BERT in Julia: no Python required, no Python assumed
A native Julia transformer stack that loads HuggingFace weights and runs on Flux, for developers who'd rather not leave the REPL.

What it does
Transformers.jl implements attention-based models natively in Julia, built on the Flux.jl framework. It can load pretrained HuggingFace weights (the hgf"bert-base-uncased" syntax in the example) and handles the full pipeline: tokenization, special-token injection, truncation, padding, and one-hot encoding through its TextEncoders module.
The interesting bit
The project isn’t a wrapper around PyTorch or TensorFlow—it’s a from-scratch Julia implementation of the transformer architecture. That means GPU acceleration via Julia’s native CUDA stack and differentiation through Flux’s AD, all without a Python process in sight. The hgf"..." string macro for loading pretrained models is a nice touch of Julia metaprogramming.
Key highlights
- Native Julia implementation of transformers (not Python bindings)

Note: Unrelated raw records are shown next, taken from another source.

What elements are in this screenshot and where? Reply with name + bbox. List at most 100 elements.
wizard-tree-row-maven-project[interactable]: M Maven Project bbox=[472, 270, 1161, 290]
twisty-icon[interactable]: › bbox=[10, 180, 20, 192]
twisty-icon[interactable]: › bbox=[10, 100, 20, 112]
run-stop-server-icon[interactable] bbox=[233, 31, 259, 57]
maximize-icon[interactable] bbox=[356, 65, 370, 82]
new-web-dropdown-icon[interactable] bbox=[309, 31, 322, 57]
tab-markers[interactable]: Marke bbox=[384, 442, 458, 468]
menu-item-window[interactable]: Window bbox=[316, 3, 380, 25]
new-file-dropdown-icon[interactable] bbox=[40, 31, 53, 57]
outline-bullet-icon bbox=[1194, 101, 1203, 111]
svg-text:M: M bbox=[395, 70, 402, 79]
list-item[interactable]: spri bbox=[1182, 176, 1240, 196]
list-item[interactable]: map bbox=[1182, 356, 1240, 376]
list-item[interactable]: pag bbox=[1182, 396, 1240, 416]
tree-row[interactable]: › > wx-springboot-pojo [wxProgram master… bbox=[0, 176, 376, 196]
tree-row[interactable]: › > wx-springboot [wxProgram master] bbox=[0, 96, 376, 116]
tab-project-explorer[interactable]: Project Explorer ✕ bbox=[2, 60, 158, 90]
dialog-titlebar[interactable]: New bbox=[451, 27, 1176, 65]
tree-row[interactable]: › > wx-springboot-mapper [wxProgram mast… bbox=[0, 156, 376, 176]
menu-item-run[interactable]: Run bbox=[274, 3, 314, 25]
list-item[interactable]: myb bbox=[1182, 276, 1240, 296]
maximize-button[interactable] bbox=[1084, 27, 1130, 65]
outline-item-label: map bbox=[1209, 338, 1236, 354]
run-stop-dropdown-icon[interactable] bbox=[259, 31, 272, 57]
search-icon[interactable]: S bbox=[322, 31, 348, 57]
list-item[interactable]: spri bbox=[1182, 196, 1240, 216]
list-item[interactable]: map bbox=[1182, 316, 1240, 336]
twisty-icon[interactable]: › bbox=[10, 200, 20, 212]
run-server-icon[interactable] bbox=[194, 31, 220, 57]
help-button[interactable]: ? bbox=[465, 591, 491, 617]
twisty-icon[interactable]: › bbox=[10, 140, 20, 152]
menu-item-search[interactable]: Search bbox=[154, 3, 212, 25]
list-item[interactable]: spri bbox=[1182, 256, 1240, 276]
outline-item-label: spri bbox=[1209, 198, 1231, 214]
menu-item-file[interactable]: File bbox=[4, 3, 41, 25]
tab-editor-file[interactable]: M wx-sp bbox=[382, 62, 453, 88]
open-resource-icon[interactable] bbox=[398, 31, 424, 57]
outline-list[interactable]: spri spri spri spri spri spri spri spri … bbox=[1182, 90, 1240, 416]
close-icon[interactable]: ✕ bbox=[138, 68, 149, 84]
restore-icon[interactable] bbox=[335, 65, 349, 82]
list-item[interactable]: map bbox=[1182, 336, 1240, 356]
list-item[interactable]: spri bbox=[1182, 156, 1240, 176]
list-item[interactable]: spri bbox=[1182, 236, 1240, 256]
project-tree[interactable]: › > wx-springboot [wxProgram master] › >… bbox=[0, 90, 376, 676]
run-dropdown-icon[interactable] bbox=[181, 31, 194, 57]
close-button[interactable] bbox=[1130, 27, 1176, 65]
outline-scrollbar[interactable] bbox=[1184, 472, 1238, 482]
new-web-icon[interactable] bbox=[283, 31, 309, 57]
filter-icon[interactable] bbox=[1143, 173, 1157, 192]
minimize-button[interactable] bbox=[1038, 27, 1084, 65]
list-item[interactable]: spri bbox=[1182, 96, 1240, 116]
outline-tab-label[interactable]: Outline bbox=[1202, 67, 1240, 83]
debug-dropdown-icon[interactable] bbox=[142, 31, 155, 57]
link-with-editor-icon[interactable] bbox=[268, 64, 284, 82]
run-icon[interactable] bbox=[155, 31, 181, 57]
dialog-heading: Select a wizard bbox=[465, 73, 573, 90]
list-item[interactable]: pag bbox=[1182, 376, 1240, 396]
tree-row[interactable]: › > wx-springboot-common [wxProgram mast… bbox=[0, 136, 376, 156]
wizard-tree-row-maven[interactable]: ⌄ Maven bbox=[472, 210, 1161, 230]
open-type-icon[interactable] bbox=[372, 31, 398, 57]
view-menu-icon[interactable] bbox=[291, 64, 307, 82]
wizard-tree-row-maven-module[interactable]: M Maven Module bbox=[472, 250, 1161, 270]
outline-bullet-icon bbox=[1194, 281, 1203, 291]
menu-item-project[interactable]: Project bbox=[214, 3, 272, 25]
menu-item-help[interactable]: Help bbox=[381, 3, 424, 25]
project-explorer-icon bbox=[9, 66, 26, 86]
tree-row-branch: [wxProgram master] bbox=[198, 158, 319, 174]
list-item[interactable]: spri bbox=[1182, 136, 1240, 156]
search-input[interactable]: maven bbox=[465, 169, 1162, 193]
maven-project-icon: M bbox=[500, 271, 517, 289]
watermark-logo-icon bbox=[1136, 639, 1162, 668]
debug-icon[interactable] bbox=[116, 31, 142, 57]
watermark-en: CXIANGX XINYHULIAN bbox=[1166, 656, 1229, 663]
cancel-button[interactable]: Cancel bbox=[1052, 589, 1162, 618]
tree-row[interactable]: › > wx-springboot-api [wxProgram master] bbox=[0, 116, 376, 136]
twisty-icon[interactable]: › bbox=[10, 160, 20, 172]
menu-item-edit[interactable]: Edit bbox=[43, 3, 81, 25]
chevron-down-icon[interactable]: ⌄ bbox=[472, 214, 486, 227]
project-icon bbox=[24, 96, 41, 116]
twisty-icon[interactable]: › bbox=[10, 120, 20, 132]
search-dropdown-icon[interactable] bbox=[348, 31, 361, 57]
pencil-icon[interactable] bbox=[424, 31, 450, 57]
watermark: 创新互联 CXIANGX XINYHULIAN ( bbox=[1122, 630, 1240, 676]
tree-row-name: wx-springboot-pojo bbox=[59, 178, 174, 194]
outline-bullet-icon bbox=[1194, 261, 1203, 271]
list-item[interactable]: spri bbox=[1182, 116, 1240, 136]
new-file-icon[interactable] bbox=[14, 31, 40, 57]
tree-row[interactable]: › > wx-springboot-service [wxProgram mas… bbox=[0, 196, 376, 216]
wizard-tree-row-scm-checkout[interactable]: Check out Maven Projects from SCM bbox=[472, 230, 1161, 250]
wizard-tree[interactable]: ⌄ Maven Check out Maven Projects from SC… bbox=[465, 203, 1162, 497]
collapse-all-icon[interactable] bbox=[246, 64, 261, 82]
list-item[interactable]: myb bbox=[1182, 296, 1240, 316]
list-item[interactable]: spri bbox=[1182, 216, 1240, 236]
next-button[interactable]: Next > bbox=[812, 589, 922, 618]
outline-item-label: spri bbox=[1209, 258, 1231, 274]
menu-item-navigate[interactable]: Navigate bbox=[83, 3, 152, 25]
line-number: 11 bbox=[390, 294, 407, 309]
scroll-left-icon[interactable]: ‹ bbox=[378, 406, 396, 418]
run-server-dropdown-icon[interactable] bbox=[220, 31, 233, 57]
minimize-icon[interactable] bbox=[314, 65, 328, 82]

- Loads HuggingFace pretrained models directly via string macros
- Built on Flux.jl for differentiation and GPU execution
- Includes text encoding pipeline: tokenization, truncation, padding, special tokens
- Examples folder with complete working code
Caveats
- README warns the current version is “almost completely different” from 0.1.x; breaking changes have happened
- Documentation is sparse beyond the dev docs link; most guidance points to “read the code in
example” - 573 stars suggests a niche audience—smaller ecosystem than Python alternatives
Verdict
Worth a look if you’re already committed to Julia’s ML ecosystem and want to avoid Python interop overhead. If you’re not using Flux or need battle-tested production tooling, the Python HuggingFace stack remains the pragmatic default.